PilloFon and Space Móvil are far from being the first MVNOs in the country. Richard Branson’s Virgin Mobile launched in 2014, supported by Movistar’s infrastructure. A year later, it had amassed over 700,000 subscribers, making it Mexico’s largest MVNO. But now, Virgin Mobile has lost over a quarter of its mobile phone customers.
“The MVNO market in Mexico is very interesting because it’s always shifting,” said Bravo. “In the beginning, it was just Virgin Mobile. But now they’re not even investing in marketing, and it has been surpassed by others, like FreedomPop.”
This U.S.-based MVNO was launched in 2017 and now has almost 35% of all MVNO subscribers in Mexico. It came to own the largest share of the market through a simple formula: FreedomPop is owned by Dish, a satellite TV company. On signing up to Dish, subscribers would get a free FreedomPop SIM card.
Mexicans on average stream 39 hours of video a month.
It was a form of service bundling that preceded the formula that would be introduced later on by influencers — who, instead of providing TV programming, sold the phone line as a chance to be part of a community.
To telecomms executives, the idea of hiring vloggers to front MVNOs made more and more sense. Though there was a clear overlap between mobile phone and satellite TV users, the overlap between fans of YouTube personalities and cellphone users was even clearer.
YouTube is a data-heavy app. About 1GB — more than a third of the average Mexican’s monthly data use — allows a user to watch over five hours of videos. Mexicans on average stream 39 hours of video a month, according to a Nielsen report.
Big telecomms companies — like AT&T, Telcel, and Movistar — quickly honed in on this market, offering several prepaid data plans tailored to these needs. But MVNOs now have their own competitive offering; PilloFon, for instance, offers an unlimited data plan that costs 2.4 times less than a 30GB plan from Telcel.
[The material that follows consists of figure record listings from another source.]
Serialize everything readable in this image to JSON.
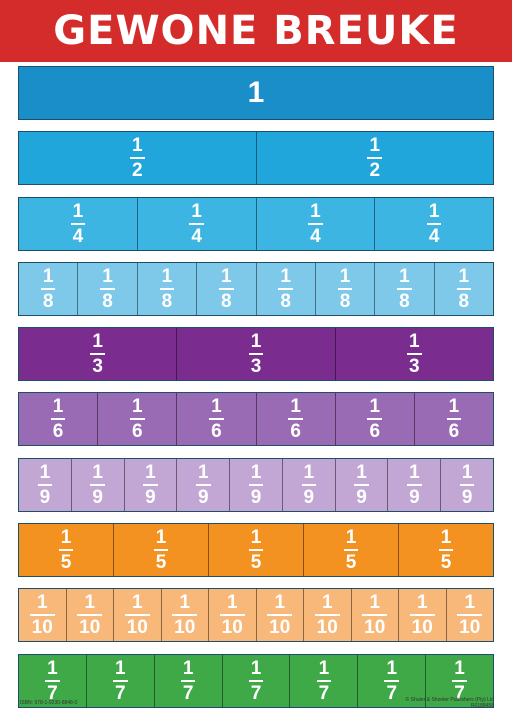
{
  "title": "GEWONE BREUKE",
  "rows": [
    {
      "name": "whole",
      "color": "#1a8ec9",
      "cells": [
        {
          "num": "1",
          "den": ""
        }
      ]
    },
    {
      "name": "halves",
      "color": "#21a6dc",
      "cells": [
        {
          "num": "1",
          "den": "2"
        },
        {
          "num": "1",
          "den": "2"
        }
      ]
    },
    {
      "name": "quarters",
      "color": "#3db5e2",
      "cells": [
        {
          "num": "1",
          "den": "4"
        },
        {
          "num": "1",
          "den": "4"
        },
        {
          "num": "1",
          "den": "4"
        },
        {
          "num": "1",
          "den": "4"
        }
      ]
    },
    {
      "name": "eighths",
      "color": "#7ec8ea",
      "cells": [
        {
          "num": "1",
          "den": "8"
        },
        {
          "num": "1",
          "den": "8"
        },
        {
          "num": "1",
          "den": "8"
        },
        {
          "num": "1",
          "den": "8"
        },
        {
          "num": "1",
          "den": "8"
        },
        {
          "num": "1",
          "den": "8"
        },
        {
          "num": "1",
          "den": "8"
        },
        {
          "num": "1",
          "den": "8"
        }
      ]
    },
    {
      "name": "thirds",
      "color": "#7b2d8f",
      "cells": [
        {
          "num": "1",
          "den": "3"
        },
        {
          "num": "1",
          "den": "3"
        },
        {
          "num": "1",
          "den": "3"
        }
      ]
    },
    {
      "name": "sixths",
      "color": "#9a6bb5",
      "cells": [
        {
          "num": "1",
          "den": "6"
        },
        {
          "num": "1",
          "den": "6"
        },
        {
          "num": "1",
          "den": "6"
        },
        {
          "num": "1",
          "den": "6"
        },
        {
          "num": "1",
          "den": "6"
        },
        {
          "num": "1",
          "den": "6"
        }
      ]
    },
    {
      "name": "ninths",
      "color": "#c2a6d4",
      "cells": [
        {
          "num": "1",
          "den": "9"
        },
        {
          "num": "1",
          "den": "9"
        },
        {
          "num": "1",
          "den": "9"
        },
        {
          "num": "1",
          "den": "9"
        },
        {
          "num": "1",
          "den": "9"
        },
        {
          "num": "1",
          "den": "9"
        },
        {
          "num": "1",
          "den": "9"
        },
        {
          "num": "1",
          "den": "9"
        },
        {
          "num": "1",
          "den": "9"
        }
      ]
    },
    {
      "name": "fifths",
      "color": "#f39220",
      "cells": [
        {
          "num": "1",
          "den": "5"
        },
        {
          "num": "1",
          "den": "5"
        },
        {
          "num": "1",
          "den": "5"
        },
        {
          "num": "1",
          "den": "5"
        },
        {
          "num": "1",
          "den": "5"
        }
      ]
    },
    {
      "name": "tenths",
      "color": "#f7b87a",
      "cells": [
        {
          "num": "1",
          "den": "10"
        },
        {
          "num": "1",
          "den": "10"
        },
        {
          "num": "1",
          "den": "10"
        },
        {
          "num": "1",
          "den": "10"
        },
        {
          "num": "1",
          "den": "10"
        },
        {
          "num": "1",
          "den": "10"
        },
        {
          "num": "1",
          "den": "10"
        },
        {
          "num": "1",
          "den": "10"
        },
        {
          "num": "1",
          "den": "10"
        },
        {
          "num": "1",
          "den": "10"
        }
      ]
    },
    {
      "name": "sevenths",
      "color": "#3fa847",
      "cells": [
        {
          "num": "1",
          "den": "7"
        },
        {
          "num": "1",
          "den": "7"
        },
        {
          "num": "1",
          "den": "7"
        },
        {
          "num": "1",
          "den": "7"
        },
        {
          "num": "1",
          "den": "7"
        },
        {
          "num": "1",
          "den": "7"
        },
        {
          "num": "1",
          "den": "7"
        }
      ]
    }
  ],
  "footer": {
    "isbn": "ISBN: 978-1-9230-8848-0",
    "publisher": "© Shuter & Shooter Publishers (Pty) Ltd",
    "code": "R0188458"
  }
}
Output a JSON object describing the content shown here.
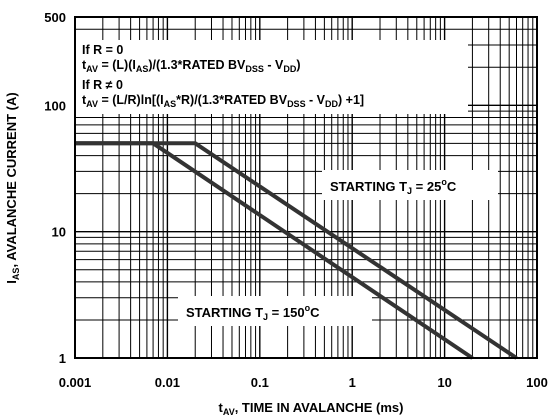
{
  "chart_data": {
    "type": "line",
    "title": "",
    "x_scale": "log",
    "y_scale": "log",
    "xlim": [
      0.001,
      100
    ],
    "ylim": [
      1,
      500
    ],
    "grid": true,
    "x_ticks": [
      {
        "value": 0.001,
        "label": "0.001"
      },
      {
        "value": 0.01,
        "label": "0.01"
      },
      {
        "value": 0.1,
        "label": "0.1"
      },
      {
        "value": 1,
        "label": "1"
      },
      {
        "value": 10,
        "label": "10"
      },
      {
        "value": 100,
        "label": "100"
      }
    ],
    "y_ticks": [
      {
        "value": 1,
        "label": "1"
      },
      {
        "value": 10,
        "label": "10"
      },
      {
        "value": 100,
        "label": "100"
      },
      {
        "value": 500,
        "label": "500"
      }
    ],
    "xlabel": {
      "main": "t",
      "sub": "AV",
      "rest": ", TIME IN AVALANCHE (ms)"
    },
    "ylabel": {
      "main": "I",
      "sub": "AS",
      "rest": ", AVALANCHE CURRENT (A)"
    },
    "series": [
      {
        "label": {
          "text": "STARTING T",
          "sub": "J",
          "eq": " = 25",
          "sup": "o",
          "unit": "C"
        },
        "color": "#333333",
        "points": [
          [
            0.001,
            50
          ],
          [
            0.02,
            50
          ],
          [
            60,
            1
          ]
        ]
      },
      {
        "label": {
          "text": "STARTING T",
          "sub": "J",
          "eq": " = 150",
          "sup": "o",
          "unit": "C"
        },
        "color": "#333333",
        "points": [
          [
            0.001,
            50
          ],
          [
            0.007,
            50
          ],
          [
            20,
            1
          ]
        ]
      }
    ],
    "annotations": {
      "line1": "If R = 0",
      "line2": {
        "t": "t",
        "tsub": "AV",
        "eq": " = (L)(I",
        "isub": "AS",
        "mid": ")/(1.3*RATED BV",
        "bsub": "DSS",
        "minus": " - V",
        "vsub": "DD",
        "end": ")"
      },
      "line3": "If R ≠ 0",
      "line4": {
        "t": "t",
        "tsub": "AV",
        "eq": " = (L/R)ln[(I",
        "isub": "AS",
        "mid": "*R)/(1.3*RATED BV",
        "bsub": "DSS",
        "minus": " - V",
        "vsub": "DD",
        "end": ") +1]"
      }
    }
  }
}
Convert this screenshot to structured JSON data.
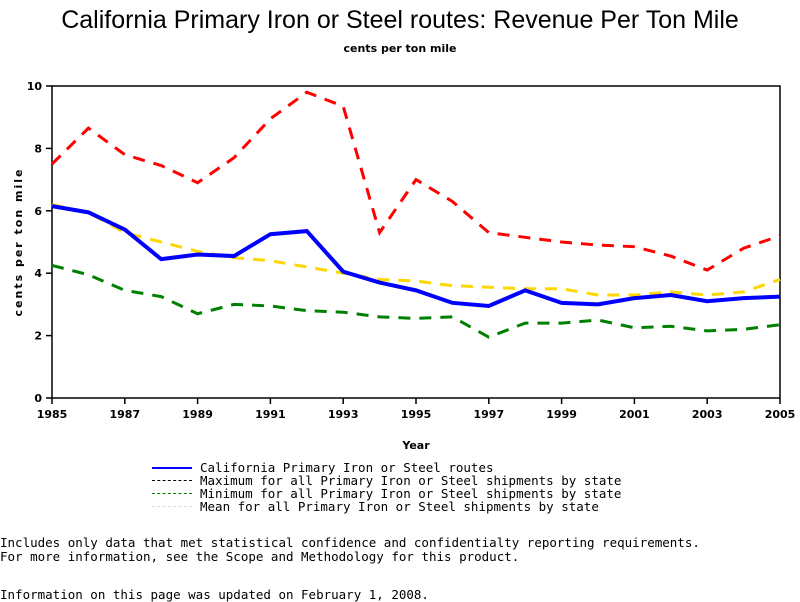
{
  "chart_data": {
    "type": "line",
    "title": "California Primary Iron or Steel routes: Revenue Per Ton Mile",
    "subtitle": "cents per ton mile",
    "xlabel": "Year",
    "ylabel": "cents per ton mile",
    "xlim": [
      1985,
      2005
    ],
    "ylim": [
      0,
      10
    ],
    "x_ticks": [
      1985,
      1987,
      1989,
      1991,
      1993,
      1995,
      1997,
      1999,
      2001,
      2003,
      2005
    ],
    "y_ticks": [
      0,
      2,
      4,
      6,
      8,
      10
    ],
    "x": [
      1985,
      1986,
      1987,
      1988,
      1989,
      1990,
      1991,
      1992,
      1993,
      1994,
      1995,
      1996,
      1997,
      1998,
      1999,
      2000,
      2001,
      2002,
      2003,
      2004,
      2005
    ],
    "series": [
      {
        "name": "California Primary Iron or Steel routes",
        "color": "#0000ff",
        "style": "solid",
        "values": [
          6.15,
          5.95,
          5.4,
          4.45,
          4.6,
          4.55,
          5.25,
          5.35,
          4.05,
          3.7,
          3.45,
          3.05,
          2.95,
          3.45,
          3.05,
          3.0,
          3.2,
          3.3,
          3.1,
          3.2,
          3.25
        ]
      },
      {
        "name": "Maximum for all Primary Iron or Steel shipments by state",
        "color": "#ff0000",
        "style": "dashed",
        "values": [
          7.5,
          8.65,
          7.8,
          7.45,
          6.9,
          7.7,
          8.95,
          9.8,
          9.35,
          5.3,
          7.0,
          6.3,
          5.3,
          5.15,
          5.0,
          4.9,
          4.85,
          4.55,
          4.1,
          4.8,
          5.2
        ]
      },
      {
        "name": "Minimum for all Primary Iron or Steel shipments by state",
        "color": "#008000",
        "style": "dashed",
        "values": [
          4.25,
          3.95,
          3.45,
          3.25,
          2.7,
          3.0,
          2.95,
          2.8,
          2.75,
          2.6,
          2.55,
          2.6,
          1.95,
          2.4,
          2.4,
          2.5,
          2.25,
          2.3,
          2.15,
          2.2,
          2.35
        ]
      },
      {
        "name": "Mean for all Primary Iron or Steel shipments by state",
        "color": "#ffd700",
        "style": "dashed",
        "values": [
          6.2,
          5.95,
          5.3,
          5.0,
          4.7,
          4.5,
          4.4,
          4.2,
          4.0,
          3.8,
          3.75,
          3.6,
          3.55,
          3.5,
          3.5,
          3.3,
          3.3,
          3.4,
          3.3,
          3.4,
          3.8
        ]
      }
    ],
    "legend": "bottom",
    "grid": false
  },
  "notes": [
    "Includes only data that met statistical confidence and confidentialty reporting requirements.",
    "For more information, see the Scope and Methodology for this product."
  ],
  "updated": "Information on this page was updated on February 1, 2008."
}
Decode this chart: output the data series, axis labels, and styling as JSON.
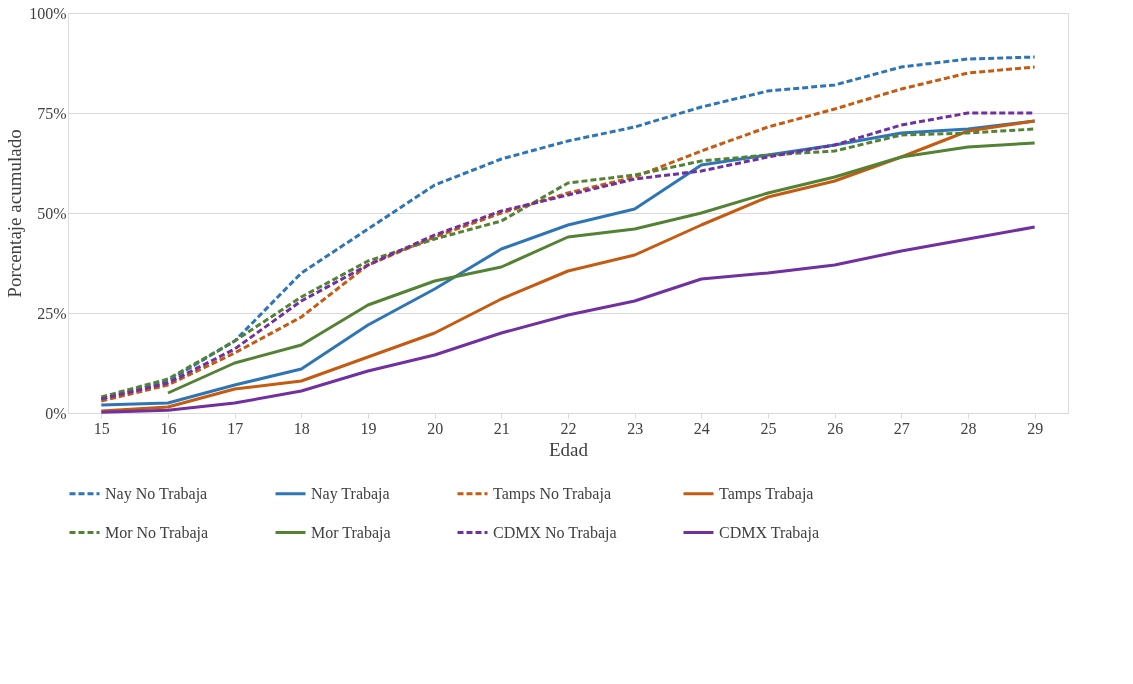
{
  "chart_data": {
    "type": "line",
    "xlabel": "Edad",
    "ylabel": "Porcentaje acumulado",
    "categories": [
      "15",
      "16",
      "17",
      "18",
      "19",
      "20",
      "21",
      "22",
      "23",
      "24",
      "25",
      "26",
      "27",
      "28",
      "29"
    ],
    "ylim": [
      0,
      100
    ],
    "yticks": [
      {
        "value": 0,
        "label": "0%"
      },
      {
        "value": 25,
        "label": "25%"
      },
      {
        "value": 50,
        "label": "50%"
      },
      {
        "value": 75,
        "label": "75%"
      },
      {
        "value": 100,
        "label": "100%"
      }
    ],
    "grid": "y",
    "legend": "bottom",
    "marker": "none",
    "series": [
      {
        "name": "Nay No Trabaja",
        "color": "#2e75b6",
        "line_style": "dashed",
        "values": [
          3.5,
          8,
          18,
          35,
          46,
          57,
          63.5,
          68,
          71.5,
          76.5,
          80.5,
          82,
          86.5,
          88.5,
          89
        ]
      },
      {
        "name": "Nay Trabaja",
        "color": "#2e75b6",
        "line_style": "solid",
        "values": [
          2,
          2.5,
          7,
          11,
          22,
          31,
          41,
          47,
          51,
          62,
          64.5,
          67,
          70,
          71,
          73
        ]
      },
      {
        "name": "Tamps No Trabaja",
        "color": "#c55a11",
        "line_style": "dashed",
        "values": [
          3,
          7,
          15,
          24,
          37,
          44,
          50,
          55,
          59,
          65.5,
          71.5,
          76,
          81,
          85,
          86.5
        ]
      },
      {
        "name": "Tamps Trabaja",
        "color": "#c55a11",
        "line_style": "solid",
        "values": [
          0.5,
          1.5,
          6,
          8,
          14,
          20,
          28.5,
          35.5,
          39.5,
          47,
          54,
          58,
          64,
          70.5,
          73
        ]
      },
      {
        "name": "Mor No Trabaja",
        "color": "#548235",
        "line_style": "dashed",
        "values": [
          4,
          8.5,
          18,
          29,
          38,
          43.5,
          48,
          57.5,
          59.5,
          63,
          64.5,
          65.5,
          69.5,
          70,
          71
        ]
      },
      {
        "name": "Mor Trabaja",
        "color": "#548235",
        "line_style": "solid",
        "values": [
          null,
          5,
          12.5,
          17,
          27,
          33,
          36.5,
          44,
          46,
          50,
          55,
          59,
          64,
          66.5,
          67.5
        ]
      },
      {
        "name": "CDMX No Trabaja",
        "color": "#7030a0",
        "line_style": "dashed",
        "values": [
          3.5,
          7.5,
          16,
          28,
          37,
          44.5,
          50.5,
          54.5,
          58.5,
          60.5,
          64,
          67,
          72,
          75,
          75
        ]
      },
      {
        "name": "CDMX Trabaja",
        "color": "#7030a0",
        "line_style": "solid",
        "values": [
          0.2,
          0.7,
          2.5,
          5.5,
          10.5,
          14.5,
          20,
          24.5,
          28,
          33.5,
          35,
          37,
          40.5,
          43.5,
          46.5
        ]
      }
    ]
  }
}
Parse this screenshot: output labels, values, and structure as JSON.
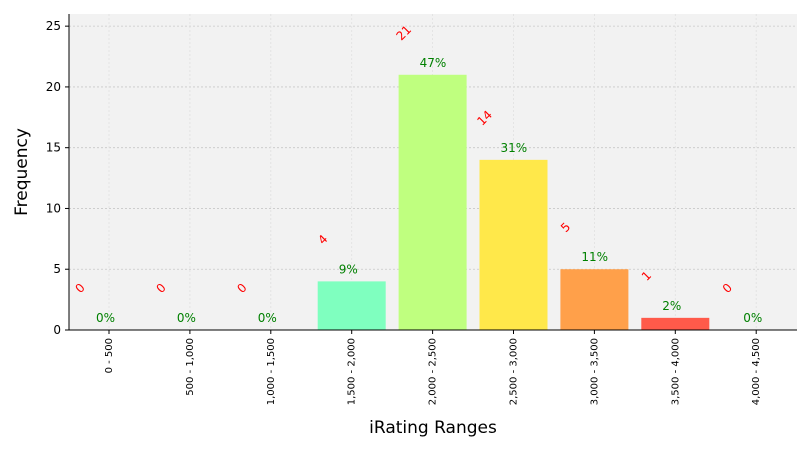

Corsi and Amerlinck say they want to reach a million users within the next five years, when the MVNO market is expected to have snatched 20 million users from the big telecomms companies. Both executives mention that Diri’s next bet will be to recruit gaming influencers to create their own brands. Judging from the YouTubers’ mounting success, the influence of their strategy might just be taking off.